When determining whether or not to self-manage a property, weighing the pros and cons is vital. You may be ready to own and manage a property or you’re simply thinking about it – either way, knowing the risks involved is a good place to start. One of the major reasons why landlords choose to go with property managers is because of their expertise and connections.
As a landlord choosing to self-manage, the onus is on you. From finding tenants to making sure that all legal obligations are followed, the ball is in your court.
Landlords who hire a property manager, while being informed of issues, don’t have to single handedly manage situations. That is why, when deciding to self-manage or not, it’s important to calculate the risks involved.
Here are the top 5 risks of self-managing a property:
Professional property managers are afforded access to databases which sees them able to look at a large pool of tenants. On top of that, property managers have access to thorough screening means, which can weed out applicants that are simply not suitable for the property right off the bat.
While a private landlord can place ads in the local newspaper and online, the prospective pool of tenants is smaller, therefore the potential to find the right tenant is also smaller.
Placing the right tenants
Many tenants who look for private ads that don’t involve a real estate agent generally don’t have the best rental history. Because these prospective tenants understand the rental process, they opt for private listings to avoid background checks that could turn up unsavoury information.
As most private landlords are not privy to the same information as property managers, they have to take applicants on their word because they usually cannot access information that may prove otherwise.
Additionally, with private landlords, in most cases self-managing a property won’t be their only job. As such, they simply do not have the time to comb through references and applications checking for inconsistencies or information that turns up red flags.
Without access to the most accurate information, private landlords are forced to make decisions based on instinct, and this can prove costly down the track if the wrong tenants are chosen and the rent goes unpaid or the condition of the property drastically decreases.
A private landlord might forgo formalities in favour of keeping the relationship between themselves and their tenant friendly. Because the landlord will be managing the property, they feel the need to keep their contact with all tenants friendly to avoid any awkwardness over power dynamics.
As such, this blurring of the boundaries between tenant / landlord / friends results in private landlords either not using a legally enforceable contract or using an incorrect lease document because of inexperience.
When a landlord feels that they can trust the tenant, things fall through the cracks and documents such as inventory lists or sign-out sheets for keys are often left untouched.
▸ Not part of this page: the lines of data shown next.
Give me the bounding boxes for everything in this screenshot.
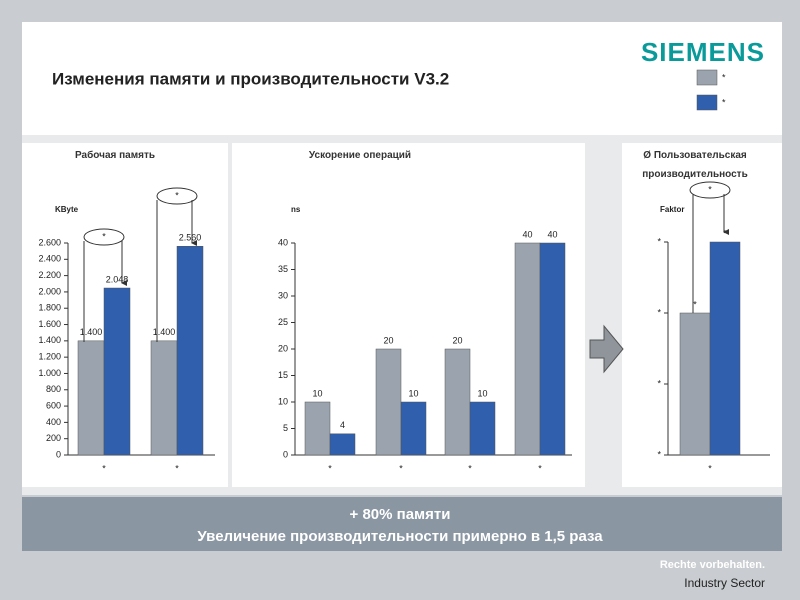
y-tick-label: 2.200 [38,270,61,280]
annotation: * [708,184,712,194]
legend-swatch [696,94,718,111]
y-tick-label: 25 [278,317,288,327]
y-tick-label: 5 [283,423,288,433]
bar [176,246,204,456]
y-tick-label: 1.200 [38,352,61,362]
bar [103,287,131,456]
value-label: 1.400 [153,327,176,337]
y-axis-label: Faktor [660,205,684,214]
x-tick-label: * [708,463,712,473]
x-tick-label: * [399,463,403,473]
value-label: 2.560 [179,233,202,243]
legend-swatch [696,69,718,86]
y-axis-label: ns [291,205,301,214]
y-tick-label: 2.400 [38,254,61,264]
y-axis-label: KByte [55,205,79,214]
header-area [22,22,782,135]
value-label: 10 [408,388,418,398]
y-tick-label: 35 [278,264,288,274]
y-tick-label: 30 [278,290,288,300]
y-tick-label: 400 [46,417,61,427]
x-tick-label: * [468,463,472,473]
y-tick-label: 2.600 [38,237,61,247]
value-label: 10 [312,388,322,398]
footer-text: Rechte vorbehalten. [660,559,765,571]
y-tick-label: 2.000 [38,286,61,296]
value-label: * [693,299,697,309]
annotation-ellipse [83,228,125,246]
y-tick-label: 0 [283,449,288,459]
bar [709,241,741,456]
annotation: * [102,231,106,241]
y-tick-label: * [657,378,661,388]
chart-title: Ускорение операций [308,150,412,161]
y-tick-label: 600 [46,400,61,410]
y-tick-label: 20 [278,343,288,353]
bar [304,401,331,456]
y-tick-label: 0 [56,449,61,459]
annotation-ellipse [689,181,731,199]
y-tick-label: 15 [278,370,288,380]
y-tick-label: 1.000 [38,368,61,378]
y-tick-label: * [657,236,661,246]
bar [514,242,541,456]
value-label: 40 [522,229,532,239]
arrow [589,324,624,374]
bar [150,340,178,456]
value-label: 4 [340,420,345,430]
bar [444,348,471,456]
x-tick-label: * [328,463,332,473]
bar [539,242,566,456]
value-label: 10 [477,388,487,398]
banner [22,497,782,551]
y-tick-label: 1.800 [38,303,61,313]
value-label: 40 [547,229,557,239]
logo: SIEMENS [641,37,765,67]
y-tick-label: 1.400 [38,335,61,345]
x-tick-label: * [175,463,179,473]
y-tick-label: * [657,307,661,317]
bar [400,401,427,456]
footer-text: Industry Sector [684,576,765,590]
slide-title: Изменения памяти и производительности V3… [52,69,449,88]
y-tick-label: * [657,449,661,459]
x-tick-label: * [538,463,542,473]
y-tick-label: 1.600 [38,319,61,329]
bar [469,401,496,456]
chart-title: Рабочая память [75,150,155,161]
chart-title: Ø Пользовательская производительность [642,150,748,180]
y-tick-label: 200 [46,433,61,443]
y-tick-label: 10 [278,396,288,406]
bar [375,348,402,456]
bar [77,340,105,456]
y-tick-label: 40 [278,237,288,247]
value-label: 20 [383,335,393,345]
value-label: 20 [452,335,462,345]
legend-label: * [722,72,726,82]
bar [329,433,356,456]
banner-text: Увеличение производительности примерно в… [197,528,603,545]
value-label: 2.048 [106,274,129,284]
bar [679,312,711,456]
annotation: * [175,190,179,200]
banner-text: + 80% памяти [350,506,451,523]
annotation-ellipse [156,187,198,205]
value-label: 1.400 [80,327,103,337]
y-tick-label: 800 [46,384,61,394]
x-tick-label: * [102,463,106,473]
legend-label: * [722,97,726,107]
While this may not seem like an issue in the beginning, if something was to go wrong, the landlord has no one to blame but themselves for not protecting themselves with the right documentation.
Failing to protect your asset and its income
Knowing the laws is one aspect of protecting your asset, while taking thorough written condition reports as well as lots of photos is another way to protect both the asset and its income.
By taking steps to ensure that the property is in good working condition, as well as documenting both visually and verbally what the property looked like before the tenant moved in, the risk of disputes down the line lessens.
Most private landlords however do not go to this extent, and some even forego their right to inspect the property. Thus, in the event of damage it will be the landlord’s responsibility to cover the associated expenses because there is no proof that the tenants didn’t inherit the damage when they moved in.
Higher than expected expenses
Buying the right property in the right location will determine how profitable the investment will be. It is important to remember that as an investor, you aren’t buying the home of your dreams. That being said, you still need to purchase a property that people will want to live in.
Buying an investment property that is dilapidated but in a good area will have you spending exorbitant amounts on maintenance and upgrades in order to make the house livable. This is a risk because, after spending all of that money on an upgrade, a tenant may not fall in love with the property until months down the track, as one example. Then you are in a situation where the investment property is actually costing you money rather than being a money earner.
In this scenario, a property manager could have been of assistance by advising on properties and locations to buy in, as well as devising a prospective expenses document so that there were no surprises when the renovations bill arrived.